Amylyx is gunning to bring the next approved drug to the U.S. market. The company received its first approval for AMX0035 in June when Health Canada signed off on the drug, now known in that country as Albrioza. In March, the FDA’s Peripheral and Central Nervous System Drugs Advisory Committee voted 6-4 that the Phase II study was not enough to establish a conclusion that AMX0035 was an effective treatment for ALS. The drug initially had a PDUFA date in June, but the FDA extended the date to September 29 to allow time to review additional data.
NurOwn is a platform comprised of autologous mesenchymal stem cells (MSCs) and neurotrophic factors (NTFs). The MSC-NTF cells are used to deliver multiple NTFs as well as immunomodulatory cytokines to sites of damage with the intention of slowing or stabilizing disease progression.
ALS is a rapidly progressing neurodegenerative disease that typically kills its victims within 2 to 5 years from the time of diagnosis. Two points or more preserved on the ALSFRS-R scale in a 28-week period is “a clinically very important difference,” Lindborg said.
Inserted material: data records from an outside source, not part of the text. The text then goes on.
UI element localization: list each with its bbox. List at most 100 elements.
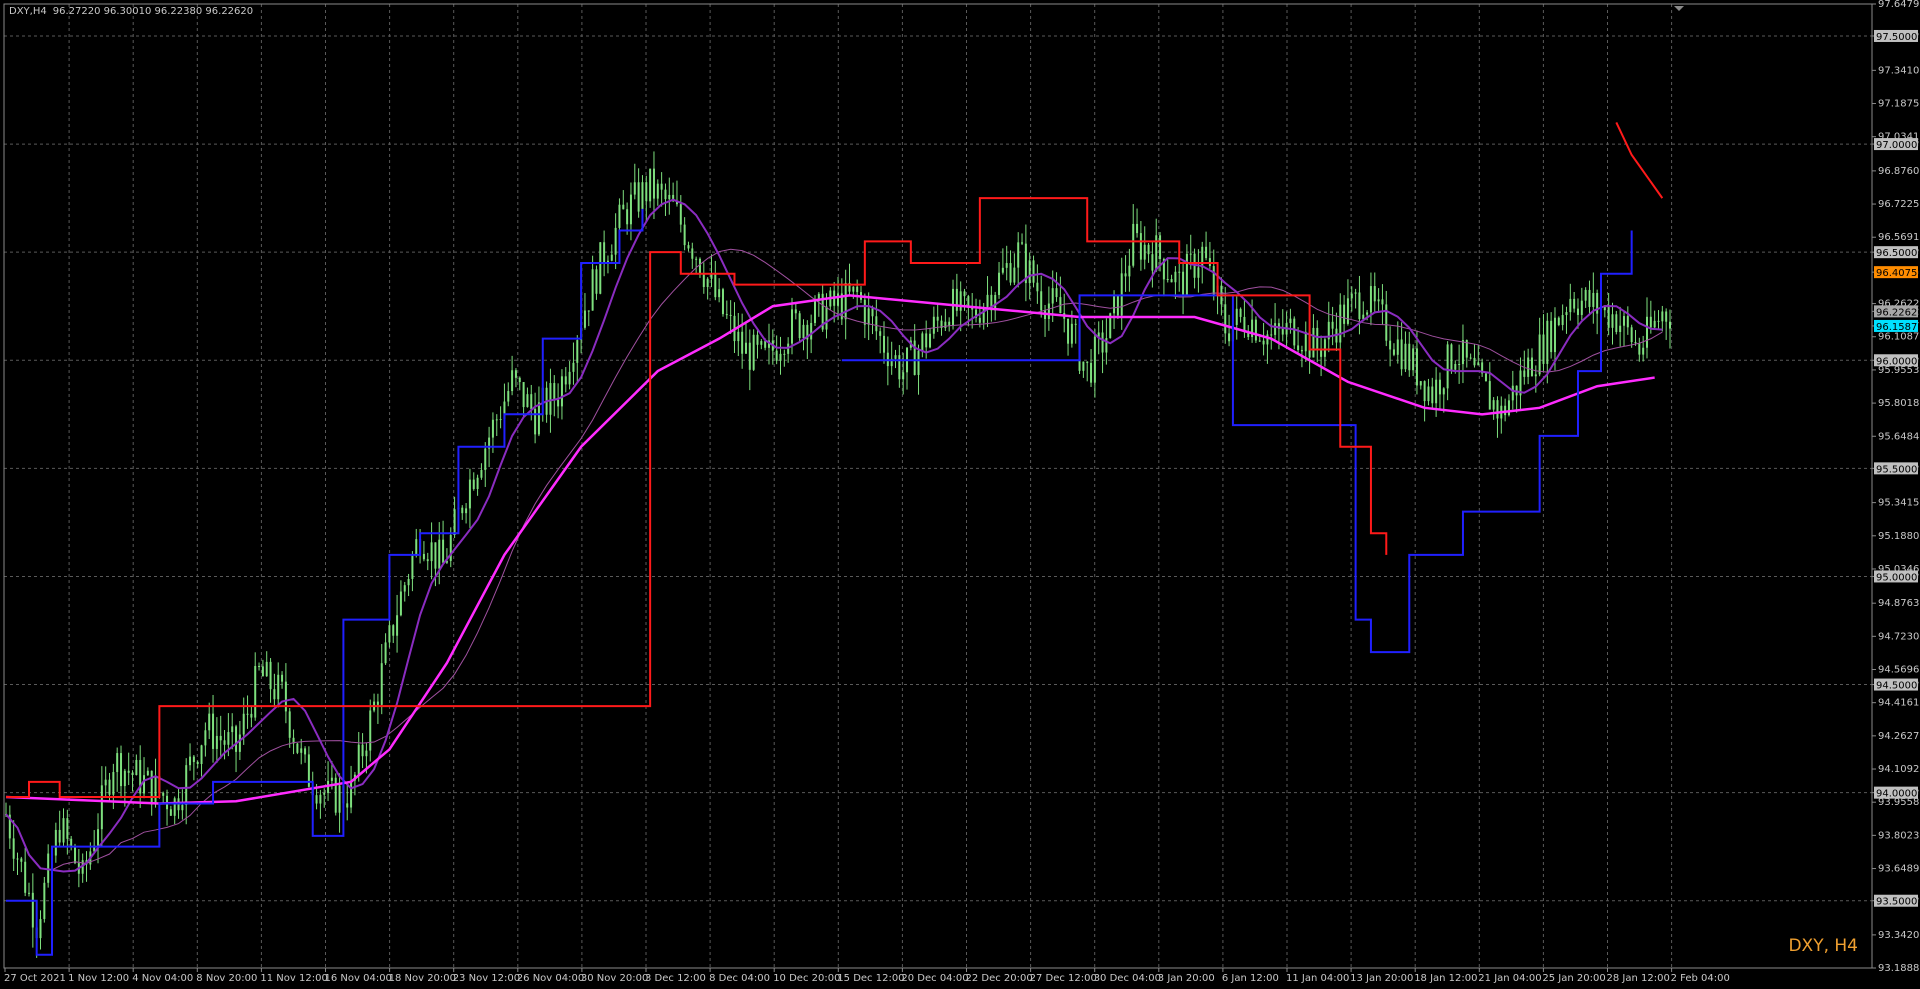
chart-window[interactable]: 97.6479097.5000097.3410097.1875597.03410… [0,0,1920,989]
candle-body [779,353,782,361]
time-tick-label: 21 Jan 04:00 [1478,973,1541,984]
time-tick-label: 8 Nov 20:00 [196,973,257,984]
price-tick-label: 94.26270 [1878,731,1920,742]
candle-body [894,355,897,359]
candle-body [875,316,878,332]
candle-body [1086,361,1089,363]
candle-body [1047,303,1050,320]
candle-body [1017,242,1020,268]
time-tick-label: 6 Jan 12:00 [1222,973,1279,984]
candle-body [1201,246,1204,268]
time-tick-label: 3 Dec 12:00 [645,973,706,984]
candle-body [415,539,418,556]
candle-body [31,892,34,928]
candle-body [376,701,379,705]
time-tick-label: 13 Jan 20:00 [1350,973,1413,984]
candle-body [357,744,360,775]
candle-body [495,419,498,421]
time-tick-label: 20 Dec 04:00 [901,973,968,984]
candle-body [1626,316,1629,328]
candle-body [1036,282,1039,292]
candle-body [204,730,207,746]
candle-body [917,350,920,375]
candle-body [422,553,425,560]
candle-body [737,331,740,342]
candle-body [1573,298,1576,309]
candle-body [902,372,905,380]
candle-body [1151,254,1154,271]
candle-body [698,258,701,275]
candle-body [350,780,353,808]
candle-body [300,748,303,753]
price-label-text: 96.22620 [1876,307,1920,318]
candle-body [66,818,69,839]
candle-body [929,333,932,348]
candle-body [1212,266,1215,295]
time-tick-label: 1 Nov 12:00 [68,973,129,984]
candle-body [246,713,249,715]
candle-body [223,740,226,745]
price-tick-label: 93.34200 [1878,930,1920,941]
candle-body [273,689,276,700]
candle-body [319,794,322,804]
candle-body [752,334,755,370]
candle-body [1005,263,1008,268]
candle-body [1139,233,1142,260]
price-chart[interactable]: 97.6479097.5000097.3410097.1875597.03410… [0,0,1920,989]
candle-body [629,194,632,225]
candle-body [380,663,383,705]
candle-body [560,376,563,407]
time-tick-label: 18 Jan 12:00 [1414,973,1477,984]
candle-body [518,377,521,383]
candle-body [1550,320,1553,353]
candle-body [1592,292,1595,307]
candle-body [407,578,410,586]
candle-body [323,792,326,795]
candle-body [1442,388,1445,395]
candle-body [1312,327,1315,358]
candle-body [74,845,77,864]
candle-body [978,317,981,323]
candle-body [622,204,625,210]
candle-body [1511,385,1514,401]
price-tick-label: 94.72305 [1878,631,1920,642]
candle-body [62,818,65,843]
candle-body [1262,340,1265,345]
candle-body [641,182,644,212]
candle-body [1009,263,1012,283]
candle-body [16,858,19,860]
candle-body [744,342,747,354]
candle-body [1615,314,1618,332]
candle-body [568,371,571,385]
candle-body [162,792,165,796]
candle-body [1542,334,1545,364]
candle-body [1661,311,1664,322]
candle-body [507,391,510,402]
candle-body [47,853,50,883]
time-tick-label: 4 Nov 04:00 [132,973,193,984]
price-tick-label: 93.18885 [1878,963,1920,974]
candle-body [1350,293,1353,299]
candle-body [1423,381,1426,402]
price-label-text: 95.50000 [1876,464,1920,475]
time-tick-label: 10 Dec 20:00 [773,973,840,984]
candle-body [1415,348,1418,386]
candle-body [652,168,655,199]
candle-body [365,750,368,757]
candle-body [1239,308,1242,317]
candle-body [1021,242,1024,244]
candle-body [231,726,234,733]
candle-body [338,785,341,813]
candle-body [396,615,399,636]
candle-body [614,227,617,255]
candle-body [1584,289,1587,301]
candle-body [721,289,724,315]
candle-body [1093,336,1096,383]
candle-body [1170,279,1173,283]
candle-body [1082,361,1085,371]
candle-body [1638,343,1641,355]
candle-body [534,409,537,435]
chart-background [0,0,1920,989]
candle-body [1113,295,1116,314]
candle-body [760,341,763,345]
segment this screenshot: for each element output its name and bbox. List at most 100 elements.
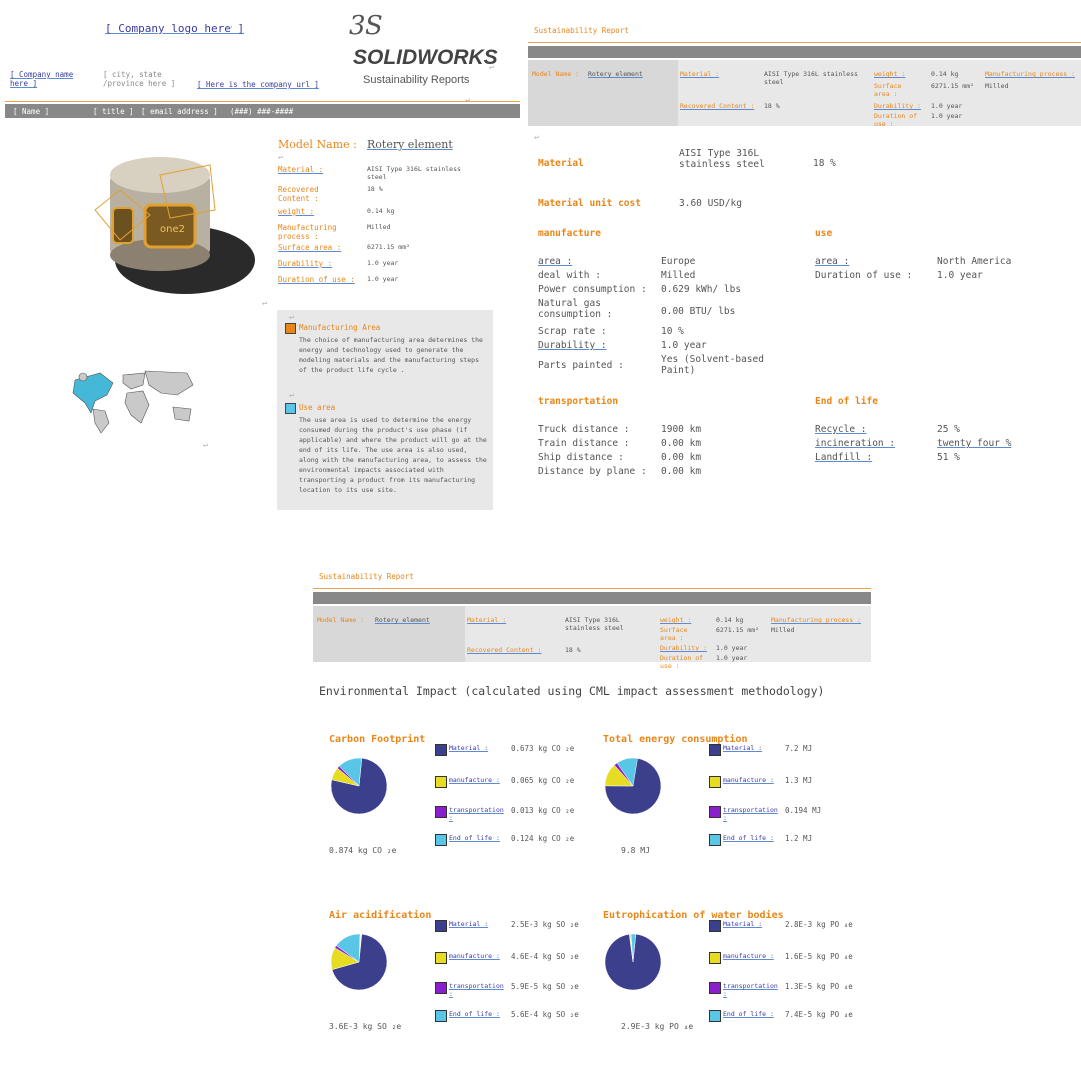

When Phase III trial participant Phil Green began treatment with NurOwn in May 2019, his ALSFRS-R score was 33. It remained there through three stem cell transplants until March 2020, seven months following the last treatment. When Green spoke with BioSpace in May 2021, his score had fallen to 27. He spoke about the importance of those points.
“What if I would have continued with NurOwn? Would I still be at 33 today? The difference in those six points is me being able to get up and down stairs and walk without any assistance. I have not been upstairs in my house in almost a year,” he said.
BrainStorm will now await the FDA’s acceptance of the BLA and a designated date for review. The filing is “the culmination effectively of 15 years of research and clinical development,” Lindborg said. “We think we have a very strong clinical data package that is supporting the effectiveness and safety of NurOwn.”